Together that could raise an extra £25billion a year, which would go some way – if not the whole way – to meeting her need for extra revenues. Some variation of that double whammy is what we’re now in for.

Brace yourselves. You’re about to be clobbered. Low-paid and part-time workers will find themselves paying the basic rate of tax for the first time. Middle-income earners will be dragged into a higher rate of income tax originally designed for only big earners.

Every striver in the land will be penalised. That’s the price the ‘working people’ Labour claims it was elected to protect will pay for the Chancellor’s economic ineptitude.
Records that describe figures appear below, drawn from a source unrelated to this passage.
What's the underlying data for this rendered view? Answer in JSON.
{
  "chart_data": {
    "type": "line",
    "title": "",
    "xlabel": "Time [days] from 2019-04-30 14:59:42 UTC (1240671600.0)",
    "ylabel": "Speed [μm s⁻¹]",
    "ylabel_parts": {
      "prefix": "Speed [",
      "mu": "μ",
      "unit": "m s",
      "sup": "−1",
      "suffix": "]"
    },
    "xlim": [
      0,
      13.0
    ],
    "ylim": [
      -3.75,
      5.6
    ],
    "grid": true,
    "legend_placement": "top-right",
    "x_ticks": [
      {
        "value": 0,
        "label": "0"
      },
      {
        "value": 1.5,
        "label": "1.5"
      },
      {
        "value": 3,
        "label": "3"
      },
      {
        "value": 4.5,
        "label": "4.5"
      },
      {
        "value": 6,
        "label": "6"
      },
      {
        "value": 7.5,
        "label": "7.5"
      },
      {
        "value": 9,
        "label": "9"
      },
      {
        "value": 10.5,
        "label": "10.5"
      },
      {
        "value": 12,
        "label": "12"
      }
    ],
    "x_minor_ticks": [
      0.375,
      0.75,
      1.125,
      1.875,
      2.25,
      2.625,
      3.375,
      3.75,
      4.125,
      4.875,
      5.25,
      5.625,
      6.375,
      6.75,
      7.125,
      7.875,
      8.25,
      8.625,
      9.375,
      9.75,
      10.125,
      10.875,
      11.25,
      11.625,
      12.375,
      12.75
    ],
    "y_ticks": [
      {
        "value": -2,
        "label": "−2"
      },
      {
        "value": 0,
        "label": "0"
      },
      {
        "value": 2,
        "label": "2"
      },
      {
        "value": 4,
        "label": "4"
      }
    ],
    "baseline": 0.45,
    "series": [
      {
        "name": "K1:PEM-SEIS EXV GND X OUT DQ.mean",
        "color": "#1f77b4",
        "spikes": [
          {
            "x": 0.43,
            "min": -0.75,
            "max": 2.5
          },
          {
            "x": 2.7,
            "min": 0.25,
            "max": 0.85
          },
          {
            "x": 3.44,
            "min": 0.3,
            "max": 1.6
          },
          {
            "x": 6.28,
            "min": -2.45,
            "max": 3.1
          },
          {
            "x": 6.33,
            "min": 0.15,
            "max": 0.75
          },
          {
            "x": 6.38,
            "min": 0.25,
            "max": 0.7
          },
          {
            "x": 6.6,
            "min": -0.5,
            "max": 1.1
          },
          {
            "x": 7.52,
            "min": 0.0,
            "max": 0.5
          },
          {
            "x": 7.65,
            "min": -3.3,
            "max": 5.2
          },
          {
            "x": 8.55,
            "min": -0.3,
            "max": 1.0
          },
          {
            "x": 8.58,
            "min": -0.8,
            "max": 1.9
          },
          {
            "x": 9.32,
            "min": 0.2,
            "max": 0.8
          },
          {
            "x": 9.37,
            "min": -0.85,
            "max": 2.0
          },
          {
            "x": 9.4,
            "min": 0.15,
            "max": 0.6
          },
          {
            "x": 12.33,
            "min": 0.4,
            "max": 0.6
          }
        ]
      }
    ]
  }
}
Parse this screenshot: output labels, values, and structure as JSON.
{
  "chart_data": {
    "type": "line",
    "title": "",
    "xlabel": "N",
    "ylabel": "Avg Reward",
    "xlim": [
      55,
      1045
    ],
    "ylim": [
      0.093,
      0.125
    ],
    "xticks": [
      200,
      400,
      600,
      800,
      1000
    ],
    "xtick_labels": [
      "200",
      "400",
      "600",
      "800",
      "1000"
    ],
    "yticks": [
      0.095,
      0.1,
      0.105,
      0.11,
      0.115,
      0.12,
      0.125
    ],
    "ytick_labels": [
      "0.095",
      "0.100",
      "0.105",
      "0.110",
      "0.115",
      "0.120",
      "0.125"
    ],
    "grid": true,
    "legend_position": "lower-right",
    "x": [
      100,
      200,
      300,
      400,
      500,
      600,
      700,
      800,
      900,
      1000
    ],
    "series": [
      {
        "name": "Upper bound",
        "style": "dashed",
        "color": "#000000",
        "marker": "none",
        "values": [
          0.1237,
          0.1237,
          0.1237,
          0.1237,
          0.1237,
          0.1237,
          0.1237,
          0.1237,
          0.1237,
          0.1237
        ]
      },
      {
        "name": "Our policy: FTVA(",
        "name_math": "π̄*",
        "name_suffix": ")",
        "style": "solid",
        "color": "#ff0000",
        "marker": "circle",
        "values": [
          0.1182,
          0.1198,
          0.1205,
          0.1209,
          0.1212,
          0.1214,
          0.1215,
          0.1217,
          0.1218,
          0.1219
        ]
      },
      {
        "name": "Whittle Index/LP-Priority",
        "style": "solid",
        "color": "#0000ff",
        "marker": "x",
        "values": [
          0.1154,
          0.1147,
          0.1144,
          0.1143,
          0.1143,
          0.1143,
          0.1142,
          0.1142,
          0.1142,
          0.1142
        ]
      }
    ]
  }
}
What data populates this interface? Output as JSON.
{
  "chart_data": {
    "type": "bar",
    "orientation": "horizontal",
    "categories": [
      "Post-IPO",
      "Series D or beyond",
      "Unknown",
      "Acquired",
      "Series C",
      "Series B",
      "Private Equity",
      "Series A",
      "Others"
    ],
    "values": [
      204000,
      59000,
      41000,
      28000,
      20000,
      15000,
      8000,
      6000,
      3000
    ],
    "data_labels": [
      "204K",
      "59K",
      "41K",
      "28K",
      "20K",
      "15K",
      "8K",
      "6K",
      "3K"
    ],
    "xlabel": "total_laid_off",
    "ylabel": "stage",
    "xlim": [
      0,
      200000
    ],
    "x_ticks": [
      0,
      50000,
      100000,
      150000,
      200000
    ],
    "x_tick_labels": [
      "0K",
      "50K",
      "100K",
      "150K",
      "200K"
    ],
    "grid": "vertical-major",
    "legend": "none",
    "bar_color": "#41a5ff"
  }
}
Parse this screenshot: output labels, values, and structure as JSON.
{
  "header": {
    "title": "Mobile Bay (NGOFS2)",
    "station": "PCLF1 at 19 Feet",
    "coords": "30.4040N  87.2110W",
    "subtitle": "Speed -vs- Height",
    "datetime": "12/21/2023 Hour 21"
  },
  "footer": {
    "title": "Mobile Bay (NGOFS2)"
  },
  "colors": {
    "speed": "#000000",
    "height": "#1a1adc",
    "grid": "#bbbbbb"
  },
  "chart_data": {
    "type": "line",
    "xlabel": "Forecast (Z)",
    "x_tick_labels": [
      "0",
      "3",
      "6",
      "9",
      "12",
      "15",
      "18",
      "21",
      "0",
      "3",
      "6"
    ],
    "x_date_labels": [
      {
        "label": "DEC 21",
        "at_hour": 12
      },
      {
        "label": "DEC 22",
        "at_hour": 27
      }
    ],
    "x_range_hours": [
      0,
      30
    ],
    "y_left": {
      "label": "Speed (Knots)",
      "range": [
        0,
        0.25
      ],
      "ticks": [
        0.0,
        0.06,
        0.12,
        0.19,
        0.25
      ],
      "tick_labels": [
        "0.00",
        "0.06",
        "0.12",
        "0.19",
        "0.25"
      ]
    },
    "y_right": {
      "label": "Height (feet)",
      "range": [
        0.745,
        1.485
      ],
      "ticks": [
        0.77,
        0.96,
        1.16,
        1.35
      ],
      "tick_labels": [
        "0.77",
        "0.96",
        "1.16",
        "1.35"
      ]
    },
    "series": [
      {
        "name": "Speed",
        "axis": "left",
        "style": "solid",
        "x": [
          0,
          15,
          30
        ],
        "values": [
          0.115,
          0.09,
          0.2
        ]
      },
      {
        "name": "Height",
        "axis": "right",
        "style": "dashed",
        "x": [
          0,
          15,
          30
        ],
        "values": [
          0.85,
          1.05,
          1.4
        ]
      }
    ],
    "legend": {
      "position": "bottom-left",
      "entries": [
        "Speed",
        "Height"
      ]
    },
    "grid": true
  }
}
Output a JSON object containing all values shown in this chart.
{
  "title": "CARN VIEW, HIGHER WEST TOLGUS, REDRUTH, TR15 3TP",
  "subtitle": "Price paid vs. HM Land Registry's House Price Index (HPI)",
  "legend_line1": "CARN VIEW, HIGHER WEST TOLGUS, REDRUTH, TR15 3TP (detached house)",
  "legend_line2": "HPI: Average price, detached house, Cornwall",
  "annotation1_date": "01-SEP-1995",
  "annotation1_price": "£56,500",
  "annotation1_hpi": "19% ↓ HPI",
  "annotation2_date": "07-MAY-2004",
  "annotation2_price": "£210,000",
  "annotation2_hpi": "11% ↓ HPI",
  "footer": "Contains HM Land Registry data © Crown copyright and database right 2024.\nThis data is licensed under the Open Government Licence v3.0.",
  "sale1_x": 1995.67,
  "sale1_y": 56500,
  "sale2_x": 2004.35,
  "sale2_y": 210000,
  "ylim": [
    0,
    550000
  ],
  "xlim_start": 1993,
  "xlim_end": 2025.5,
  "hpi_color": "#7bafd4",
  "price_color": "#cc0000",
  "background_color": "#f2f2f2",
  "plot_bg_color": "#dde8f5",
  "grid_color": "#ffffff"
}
Yet, yesterday, Reeves still had the temerity – indeed the effrontery – to claim, several times, that she’d ‘fixed the foundations of the economy’. If that was really the case she wouldn’t be coming back for another big increase in a tax burden which is already at record levels.

Her claim, of course, is risible. Unemployment is rising and could go over 5 per cent next year. Inflation is the highest in the G7 group of major market economies, twice the official target at almost 4 per cent.

Growth is faltering (and is barely above 1 per cent anyway). Our national debt is rising faster than any equivalent economy. Living standards are static. Public sector productivity has been close to stagnant since Reeves took the economic helm.

If that’s fixing the foundations, the Chancellor must have used a cowboy builder.

No doubt without the proper licences.